Moreover, the key gene on the Y chromosome that confers maleness in most mammals is not on any of the platypus's sex chromosomes. It is on another chromosome, where it seems to have nothing to do with sex. In its place, another gene seems to be central to sex determination in platypuses -- evidence of a shakeout of various evolutionary efforts to settle on a system of sex determination in early mammals.
Other genes show how platypuses were transitional creatures on the road from egg laying to internal gestation. There is just one gene for one kind of yolk protein, for example, while chickens have three. That is consistent with the idea that the platypus represents a shift in strategy toward providing more nutrition after hatching, rather than during incubation, and lends credence to the poet Ogden Nash's famous appreciation of the platypus's approach to child-rearing: "I like the way it raises its family/Partly birdly, partly mammaly."
Platypus milk appears to be a modified version of a moisturizing fluid that ancestral platypuses once used to keep their leathery, lizardlike eggs from drying out during incubation. It is secreted from "milk patches" on the mother's abdomen.
As with kangaroos, platypus milk becomes more nutritionally complex over a period of months while the young suckle and grow, the result of at least five different genes turning on in sequence.
"The dairy industry is actually very interested in this and want to get their hands on the controlling gene elements that turn these milk genes on and off," Graves said.
Another surprise was that platypuses have a huge array of genes that help them detect chemical signals released underwater by other animals. That makes sense, scientists said, since platypuses close their eyes and nostrils while diving for the small aquatic crustaceans that make up the bulk of their diet.
These "vomeronasal" genes, active in the back of the mouth, give the platypus a highly sensitive system for detecting waterborne pheromones -- hormonelike signals released by potential mates or prey.
Yet another surprise came from an examination of the genes that make platypus venom, which males can deliver from a sharp spur on each of their rear legs.
The platypus is the only mammal to make venom, and the chemicals in it are almost identical to those in some snake venoms. Yet the new analysis shows plainly that the two classes of animals came up with the innovation independently and by different evolutionary routes, though both built their poisons from the same starter molecule, an immune system chemical.
Disappointingly, scientists said, they have been unable to find any genes involved in the platypus's elaborate system for detecting electrical fields, which it does through its bill, perhaps to help navigate through narrow waterways.
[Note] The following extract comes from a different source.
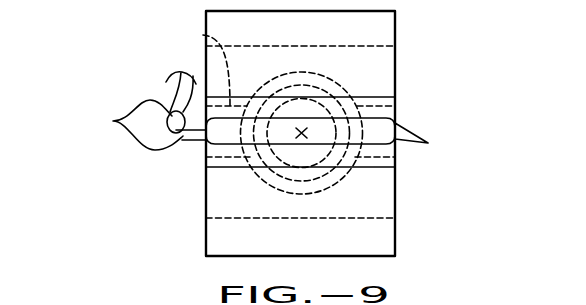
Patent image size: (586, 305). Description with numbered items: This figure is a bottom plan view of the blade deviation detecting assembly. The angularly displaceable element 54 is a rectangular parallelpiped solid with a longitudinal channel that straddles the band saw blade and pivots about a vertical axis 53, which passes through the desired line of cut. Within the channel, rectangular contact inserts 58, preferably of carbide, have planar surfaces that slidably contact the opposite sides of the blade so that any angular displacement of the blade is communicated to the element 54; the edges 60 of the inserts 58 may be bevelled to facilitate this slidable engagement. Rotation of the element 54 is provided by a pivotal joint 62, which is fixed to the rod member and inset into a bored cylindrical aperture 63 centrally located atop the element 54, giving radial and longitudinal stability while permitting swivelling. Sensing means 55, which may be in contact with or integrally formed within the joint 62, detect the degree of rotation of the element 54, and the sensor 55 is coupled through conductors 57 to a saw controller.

But that is just one of many avenues, they said, that promise to keep them busy with duck-billed DNA.
"We're going to be using the platypus genome for the next 50 years," said Ewan Birney of the European Bioinformatics Institute in Cambridge, England, which was involved in the analysis.
"The platypus gives us a perspective that is deep in time, that tells us what was going on 170 million years ago, when all these traits were being developed," Birney said. "Every time there's a difference in the DNA between human and dog, or human and some other mammal, and you want to know which one changed more recently, you need these outgroup species to be able to answer that."